The potential to store additional carbon in Pacific Northwest forests is among the highest in the world because much of the area has forests that are long-lived and maintain relatively high productivity and biomass for decades to centuries. Nine of the top ten carbon sequestering National Forests, including Mt. Hood National Forest, are in the Pacific Northwest.

A recent study found that forests in Oregon are at 54% of their maximum carbon storage levels.  Total carbon stocks could theoretically double if forests were managed for maximum carbon sequestration.
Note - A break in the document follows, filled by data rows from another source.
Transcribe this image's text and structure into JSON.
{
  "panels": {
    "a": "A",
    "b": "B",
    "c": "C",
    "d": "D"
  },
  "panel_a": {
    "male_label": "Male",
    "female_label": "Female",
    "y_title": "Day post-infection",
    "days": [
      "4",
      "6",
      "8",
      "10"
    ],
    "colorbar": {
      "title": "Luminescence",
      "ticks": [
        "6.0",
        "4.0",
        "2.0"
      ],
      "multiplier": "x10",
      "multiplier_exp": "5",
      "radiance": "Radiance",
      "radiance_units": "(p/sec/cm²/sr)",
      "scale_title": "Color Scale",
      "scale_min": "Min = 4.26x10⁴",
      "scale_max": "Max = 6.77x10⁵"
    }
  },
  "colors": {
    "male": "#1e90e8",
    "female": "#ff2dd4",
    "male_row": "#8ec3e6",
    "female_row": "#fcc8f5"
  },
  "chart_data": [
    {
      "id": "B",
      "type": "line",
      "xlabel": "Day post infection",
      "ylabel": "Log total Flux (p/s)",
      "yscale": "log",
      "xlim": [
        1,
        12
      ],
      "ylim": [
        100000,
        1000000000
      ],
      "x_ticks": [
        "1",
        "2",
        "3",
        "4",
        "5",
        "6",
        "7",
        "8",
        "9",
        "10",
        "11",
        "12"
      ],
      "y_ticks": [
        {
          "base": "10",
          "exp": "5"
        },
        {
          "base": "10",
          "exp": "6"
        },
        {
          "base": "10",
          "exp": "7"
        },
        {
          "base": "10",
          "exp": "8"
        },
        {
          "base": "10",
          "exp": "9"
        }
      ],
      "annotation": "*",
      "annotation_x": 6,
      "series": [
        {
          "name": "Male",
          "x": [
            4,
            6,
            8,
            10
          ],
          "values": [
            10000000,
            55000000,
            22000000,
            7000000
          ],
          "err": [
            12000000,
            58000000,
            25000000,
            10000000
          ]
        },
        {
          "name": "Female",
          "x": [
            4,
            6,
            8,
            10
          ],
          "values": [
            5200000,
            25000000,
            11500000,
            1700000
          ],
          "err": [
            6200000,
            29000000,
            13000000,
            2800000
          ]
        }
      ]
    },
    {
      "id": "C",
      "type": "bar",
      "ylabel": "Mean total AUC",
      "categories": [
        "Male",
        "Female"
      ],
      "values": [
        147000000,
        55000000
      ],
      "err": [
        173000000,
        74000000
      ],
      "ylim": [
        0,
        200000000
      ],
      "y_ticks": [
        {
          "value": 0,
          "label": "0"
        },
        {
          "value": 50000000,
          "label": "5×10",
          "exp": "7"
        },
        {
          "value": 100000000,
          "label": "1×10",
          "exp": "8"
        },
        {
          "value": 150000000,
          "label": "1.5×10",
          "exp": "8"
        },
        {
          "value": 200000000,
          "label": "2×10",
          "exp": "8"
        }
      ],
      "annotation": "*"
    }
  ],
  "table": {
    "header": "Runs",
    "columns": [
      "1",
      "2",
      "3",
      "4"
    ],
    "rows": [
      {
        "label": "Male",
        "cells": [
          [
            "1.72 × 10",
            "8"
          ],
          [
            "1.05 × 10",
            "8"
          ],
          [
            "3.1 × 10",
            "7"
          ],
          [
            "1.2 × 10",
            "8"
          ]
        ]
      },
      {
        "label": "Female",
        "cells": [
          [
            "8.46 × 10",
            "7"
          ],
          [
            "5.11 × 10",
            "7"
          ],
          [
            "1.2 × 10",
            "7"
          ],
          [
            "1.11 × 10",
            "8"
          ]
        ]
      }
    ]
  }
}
This could be achieved by maintaining mature and old forests that already store large amounts of carbon, and by increasing the commercial logging rotation age by 30–50 years. Another study calculated that if all timber harvest ceased on national forests, the rate of carbon storage on those lands could be increased by an average of about 30% percent over the next five decades, compared to a “business as usual” scenario.

In direct contrast, commercially-driven forest management can release huge amounts of carbon into the atmosphere with logging as the primary source of land-use related carbon emissions. Typically, carbon emissions from the decay of dead plant material in logged forests exceeds the carbon sequestered from the growth of new vegetation. Not only does logging emit CO2, most forms of logging reduce the carbon sequestration capacity of a given site simply because trees that once  captured and stored carbon are no longer present. Lost carbon sequestration capacity is a form of indirect emissions because CO2 that was once being removed from the atmosphere now remains thus contributing to increasing CO2 concentrations. 

Fuel-reduction treatments aimed at preventing future high-severity wildfires emit more carbon into the atmosphere than they ultimately save from combustion.  For example, simulations of conifer forests in Oregon indicate that removing three units of carbon in treatment will protect one unit of carbon from wildfire combustion. Also, they do not have a major impact on total wildfire carbon emissions because high severity fires release only moderately more carbon (~30%) than low-severity fires.